Une autre de ces représentations iaccho-éleusiniennes consistait dans le mariage mystique de Bacchus et de Cérès. À cette occasion, l’on saluait le jeune dieu de cette formule que nous a conservée Firmicus : « Salut, nouvel époux, salut, nouvelle lumière[1]…, » paroles qui semblent faire allusion à la nouveauté du culte de Bacchus en Grèce et à son alliance avec celui de Cérès-Éleusine.

MYSTÈRES DE BACCHUS.

On vient de voir qu’avant la réunion des deux cultes, Pégase d’Éleuthères avait fondé des mystères purement dionysiaques. C’était aux Dionysies du printemps, ou anthestéries[2], et dans l’hiéron de Bacchus-aux-Marais, qu’avaient lieu, une fois chaque année, les cérémonies secrètes.

Un prêtre, ou Iacchagogue, ainsi nommé peut-être seulement depuis l’alliance du culte d’Iacchus et de Déméter, et une prêtresse dont les fonctions subsistaient encore au second siècle[3], étaient, avec l’hiéroceryx, les principaux ministres de ces mystères. Les initiés, hommes et femmes, exécutaient, sous leur direction, les théogonies ou représentations de la naissance de Bacchus, et les iobacchies, processions accompagnées d’acclamations et de chants en l’honneur du jeune dieu.

Le rite le plus caractéristique de ces mystères était la créonomie, ou le partage entre les initiés des viandes du sacrifice. Ce partage rappelait la fable de Bacchus déchiré par les Titans, et peut-être le meurtre de Penthée et des autres opposans au culte de Bacchus. Chaque assistant devait manger crue la part de la victime qui lui était distribuée. Cette pratique s’appelait omophagie[4]. C’était une commémoration de l’anthropophagie primitive, d’où les instituteurs des mystères, et plus particulièrement Orphée[5], avaient retiré les hommes :

Cœdibus et victu fœdo deterruit Orpheus[6].
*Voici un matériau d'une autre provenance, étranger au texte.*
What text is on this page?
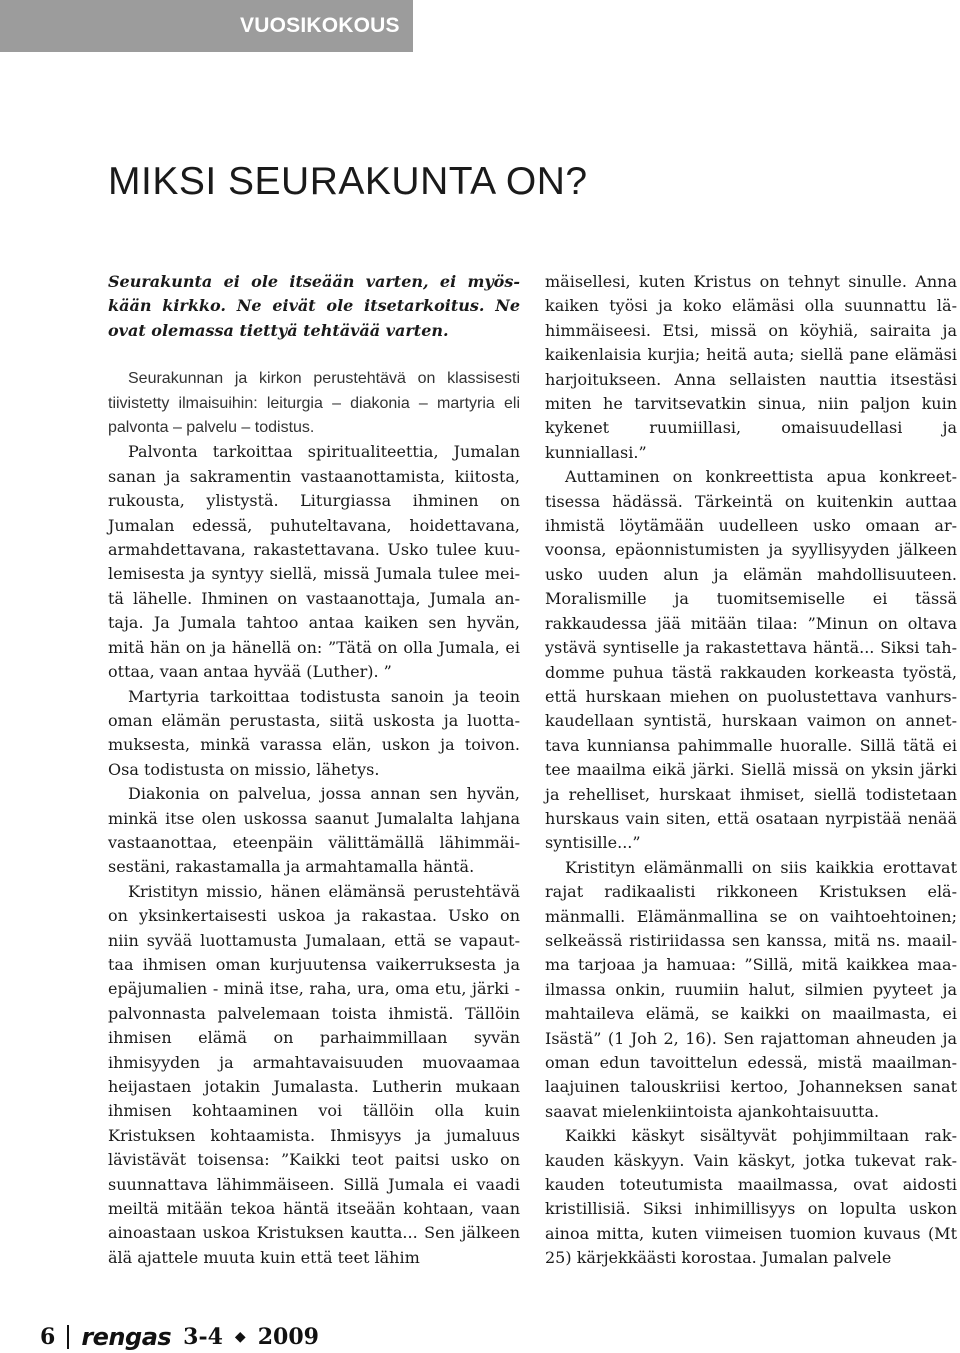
VUOSIKOKOUS
MIKSI SEURAKUNTA ON?

Seurakunta ei ole itseään varten, ei myöskään kirkko. Ne eivät ole itsetarkoitus. Ne ovat olemassa tiettyä tehtävää varten.

Seurakunnan ja kirkon perustehtävä on klassisesti tiivistetty ilmaisuihin: leiturgia – diakonia – martyria eli palvonta – palvelu – todistus.

Palvonta tarkoittaa spiritualiteettia, Jumalan sanan ja sakramentin vastaanottamista, kiitosta, rukousta, ylistystä. Liturgiassa ihminen on Jumalan edessä, puhuteltavana, hoidettavana, armahdettavana, rakastettavana. Usko tulee kuulemisesta ja syntyy siellä, missä Jumala tulee meitä lähelle. Ihminen on vastaanottaja, Jumala antaja. Ja Jumala tahtoo antaa kaiken sen hyvän, mitä hän on ja hänellä on: ”Tätä on olla Jumala, ei ottaa, vaan antaa hyvää (Luther). ”

Martyria tarkoittaa todistusta sanoin ja teoin oman elämän perustasta, siitä uskosta ja luottamuksesta, minkä varassa elän, uskon ja toivon. Osa todistusta on missio, lähetys.

Diakonia on palvelua, jossa annan sen hyvän, minkä itse olen uskossa saanut Jumalalta lahjana vastaanottaa, eteenpäin välittämällä lähimmäisestäni, rakastamalla ja armahtamalla häntä.

Kristityn missio, hänen elämänsä perustehtävä on yksinkertaisesti uskoa ja rakastaa. Usko on niin syvää luottamusta Jumalaan, että se vapauttaa ihmisen oman kurjuutensa vaikerruksesta ja epäjumalien - minä itse, raha, ura, oma etu, järki - palvonnasta palvelemaan toista ihmistä. Tällöin ihmisen elämä on parhaimmillaan syvän ihmisyyden ja armahtavaisuuden muovaamaa heijastaen jotakin Jumalasta. Lutherin mukaan ihmisen kohtaaminen voi tällöin olla kuin Kristuksen kohtaamista. Ihmisyys ja jumaluus lävistävät toisensa: ”Kaikki teot paitsi usko on suunnattava lähimmäiseen. Sillä Jumala ei vaadi meiltä mitään tekoa häntä itseään kohtaan, vaan ainoastaan uskoa Kristuksen kautta... Sen jälkeen älä ajattele muuta kuin että teet lähim

mäisellesi, kuten Kristus on tehnyt sinulle. Anna kaiken työsi ja koko elämäsi olla suunnattu lähimmäiseesi. Etsi, missä on köyhiä, sairaita ja kaikenlaisia kurjia; heitä auta; siellä pane elämäsi harjoitukseen. Anna sellaisten nauttia itsestäsi miten he tarvitsevatkin sinua, niin paljon kuin kykenet ruumiillasi, omaisuudellasi ja kunniallasi.”

Auttaminen on konkreettista apua konkreettisessa hädässä. Tärkeintä on kuitenkin auttaa ihmistä löytämään uudelleen usko omaan arvoonsa, epäonnistumisten ja syyllisyyden jälkeen usko uuden alun ja elämän mahdollisuuteen. Moralismille ja tuomitsemiselle ei tässä rakkaudessa jää mitään tilaa: ”Minun on oltava ystävä syntiselle ja rakastettava häntä... Siksi tahdomme puhua tästä rakkauden korkeasta työstä, että hurskaan miehen on puolustettava vanhurskaudellaan syntistä, hurskaan vaimon on annettava kunniansa pahimmalle huoralle. Sillä tätä ei tee maailma eikä järki. Siellä missä on yksin järki ja rehelliset, hurskaat ihmiset, siellä todistetaan hurskaus vain siten, että osataan nyrpistää nenää syntisille...”

Kristityn elämänmalli on siis kaikkia erottavat rajat radikaalisti rikkoneen Kristuksen elämänmalli. Elämänmallina se on vaihtoehtoinen; selkeässä ristiriidassa sen kanssa, mitä ns. maailma tarjoaa ja hamuaa: ”Sillä, mitä kaikkea maailmassa onkin, ruumiin halut, silmien pyyteet ja mahtaileva elämä, se kaikki on maailmasta, ei Isästä” (1 Joh 2, 16). Sen rajattoman ahneuden ja oman edun tavoittelun edessä, mistä maailmanlaajuinen talouskriisi kertoo, Johanneksen sanat saavat mielenkiintoista ajankohtaisuutta.

Kaikki käskyt sisältyvät pohjimmiltaan rakkauden käskyyn. Vain käskyt, jotka tukevat rakkauden toteutumista maailmassa, ovat aidosti kristillisiä. Siksi inhimillisyys on lopulta uskon ainoa mitta, kuten viimeisen tuomion kuvaus (Mt 25) kärjekkäästi korostaa. Jumalan palvele

6 rengas 3-4 ◆ 2009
Malgré l’adoption d’une partie des rites secrets de Bacchus par la puissante mystagogie éleusinienne, le culte dionysiaque fut envahi plus vite qu’aucun autre par la dévotion séculière. Ce fut, en effet, dans l’hiéron même de

  1. Firmic., De error. proph. relig., pag. 24, ed. J. Maire
  2. Demosth., in Neœr., pag. 873, D.
  3. Cette prêtresse de Bacchus formait au second siècle, avec les Thyades ou bacchantes, un corps où les hommes n’étaient pas reçus. Voyez Plutarch., De Iside et Osir., pag. 365, A.
  4. Eurip., Bacch., v. 139. — Aristote cite les Achæi et les Heniochi, habitans du Pont-Euxin, comme étant de son temps encore anthropophages. Voy. Politic., lib. viii, cap. iii, § 4.
  5. Aristoph., Ran., v. 1032.
  6. Horat., Epist. ad Pisones, v. 392.